Alinhado à perspectiva da festa que apresentamos aqui, concordamos com Léa Perez (2012, p.36) quando ela diz que “somos e fazemos coletividade porque produzimos imaginário, somos coletividade porque fazemos festa.” Nesse sentido, a festa – e o carnaval como sua melhor síntese – é a celebração que une o momento supremo do encontro, a fusão com o outro e a aproximação das consciências. A negação da atomização do homem e a abertura para a experiência radical da alteridade. A fusão de deuses e de homens, sagrado e profano, Dionísio reinante. A efervescência das massas, o fervor e o êxtase da energia juvenil. A catarse do delírio, Dionísio errante. A emoção aflorada e o sentimento não domesticado. A ordem do desejo, o instante exato do gozo. O riso debochado e subversivo. A ruptura da regra, o motor da transgressão. A captura do essencial da vida. O alcance de uma outra e inédita experiência humana e social. A tomada de consciência de si próprio, do outro e do todo. A visão de um novo mundo possível. A produção da vida. A mudança, a dinâmica, o movimento. O cotidiano transformado em extraordinário. A destruição do velho e o nascimento do ancestral. A brecha do tempo, a vigência do sagrado.

Por tudo isso é que

[...] a festa é uma das vias privilegiadas no estabelecimento de mediações da humanidade. Ela busca recuperar a imanência entre o criador e criaturas, natureza e cultura, tempo e eternidade, vida e morte, ser e não ser. A festa é, ainda, mediação entre os anseios individuais e coletivos, mito e historia, fantasia e realidade, o passado e o futuro, nós e os outros, revelando e exaltando as contradições impostas à vida humana. Mediando encontros culturais e absorvendo, digerindo e transformando em pontes os opostos tidos

120 como inconciliáveis. A festa é mediação; diálogo da cultura com ela mesma. (AMARAL, 2012, p.74)

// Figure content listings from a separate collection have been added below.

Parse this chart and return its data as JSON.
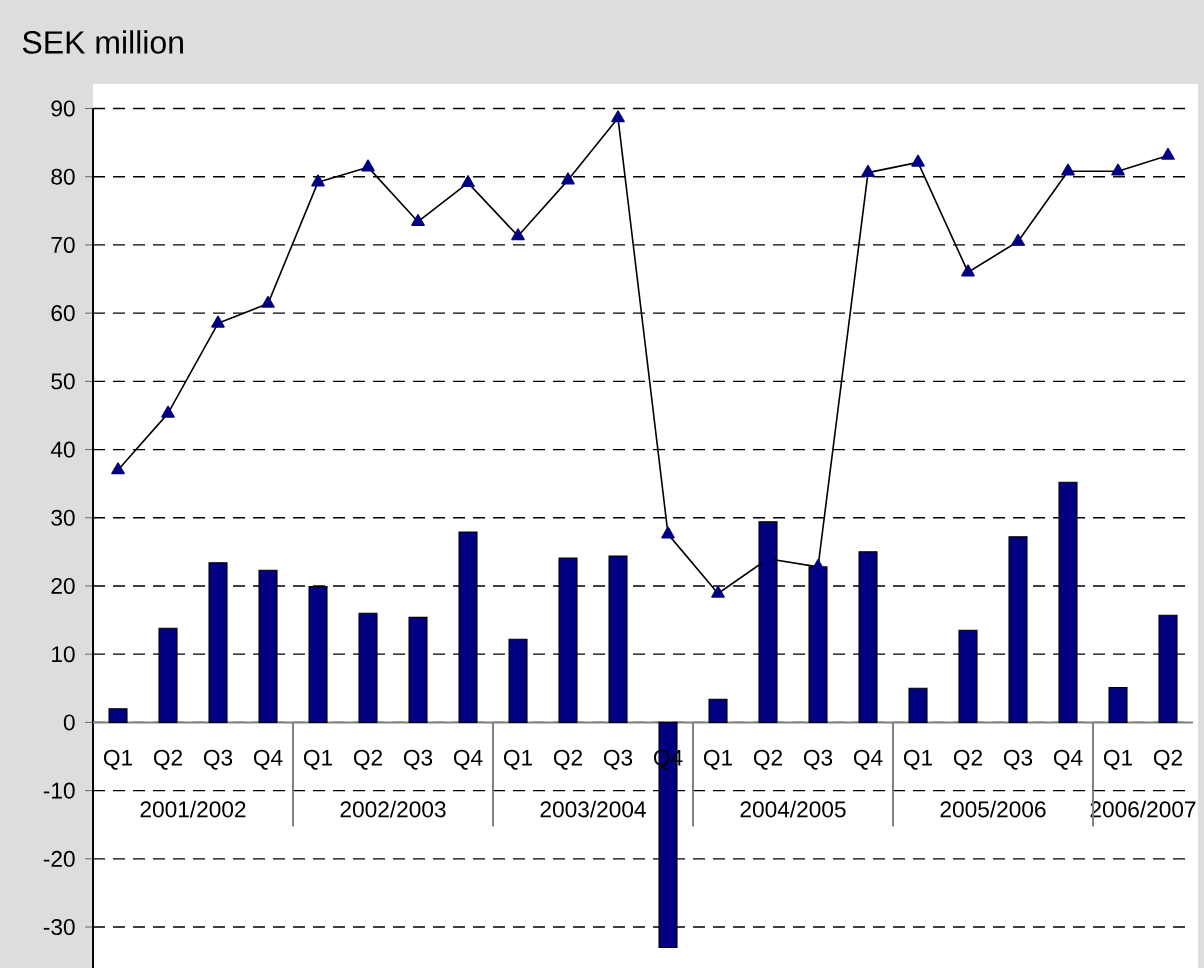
{
  "chart_data": {
    "type": "bar",
    "title": "SEK million",
    "categories": [
      "Q1",
      "Q2",
      "Q3",
      "Q4",
      "Q1",
      "Q2",
      "Q3",
      "Q4",
      "Q1",
      "Q2",
      "Q3",
      "Q4",
      "Q1",
      "Q2",
      "Q3",
      "Q4",
      "Q1",
      "Q2",
      "Q3",
      "Q4",
      "Q1",
      "Q2"
    ],
    "series": [
      {
        "color": "#000080",
        "values": [
          2,
          13.8,
          23.4,
          22.3,
          19.9,
          16.0,
          15.4,
          27.9,
          12.2,
          24.1,
          24.4,
          -33,
          3.4,
          29.4,
          22.8,
          25.0,
          5.0,
          13.5,
          27.2,
          35.2,
          5.1,
          15.7
        ]
      },
      {
        "type": "line",
        "color": "#000080",
        "values": [
          37.0,
          45.3,
          58.5,
          61.4,
          79.2,
          81.4,
          73.4,
          79.1,
          71.3,
          79.5,
          88.6,
          27.6,
          18.9,
          24.0,
          22.8,
          80.6,
          82.1,
          66.0,
          70.5,
          80.8,
          80.8,
          83.1
        ]
      }
    ],
    "annotations": [
      "2001/2002",
      "2002/2003",
      "2003/2004",
      "2004/2005",
      "2005/2006",
      "2006/2007"
    ],
    "ylim": [
      -36,
      90
    ],
    "yticks": [
      -30,
      -20,
      -10,
      0,
      10,
      20,
      30,
      40,
      50,
      60,
      70,
      80,
      90
    ],
    "grid": "y",
    "marker": "triangle",
    "line_style": "solid"
  }
}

Por tratar-se de um fenômeno presente em todas as culturas ao longo da história, tantas outras leituras da festa são possíveis e são propostas continuamente por diferentes campos do saber. No caso deste trabalho, iremos observá-la para além do lugar comum de mero objeto a ser descrito, mas como um mediador que abre para a experimentação humana o campo do imaginário. (PEREZ, 2012)

Consideramos fundamental explicar que na construção dessa definição de festa enquanto repositório de imaginários populares, acabamos elegendo autores que flertam com uma ideia universalizante e, por vezes, até conciliadora da festa – posições estas que observamos com cautela, já que reconhecemos a festa, também, como um espaço profundo de tensões, disputas, negociações e resistências – uma dimensão que sempre acompanhou as festividades e sociabilidades populares e que se acentua com a consolidação das sociedades urbano-industriais e capitalistas e a consequente interface com novos atores e seus interesses.

Por essa via de entendimento as festas possuem uma capacidade extraordinária de expressarem a cosmovisão e a identidade dos grupos que a experienciam. Isso só é possível porque estão profundamente vinculadas às memórias, às visões de mundo, aos modos de vida e ao cotidiano das suas comunidades. Ainda, por serem referências culturais vivas e dinâmicas, permitem a continuidade e a atualização das tradições, ao mesmo tempo em que são o veículo dessas comunidades para sobreviver, para negociar com o novo, para reivindicar e para pensar como gostariam de ser. Compreender a festa a partir deste lugar – do seu potencial simbólico, mediador e representativo – garante a ela posição de destaque no universo do patrimônio cultural imaterial. No entanto, como veremos a seguir, a consolidação da festa nesses moldes encontra desafios importantes nos dias de hoje.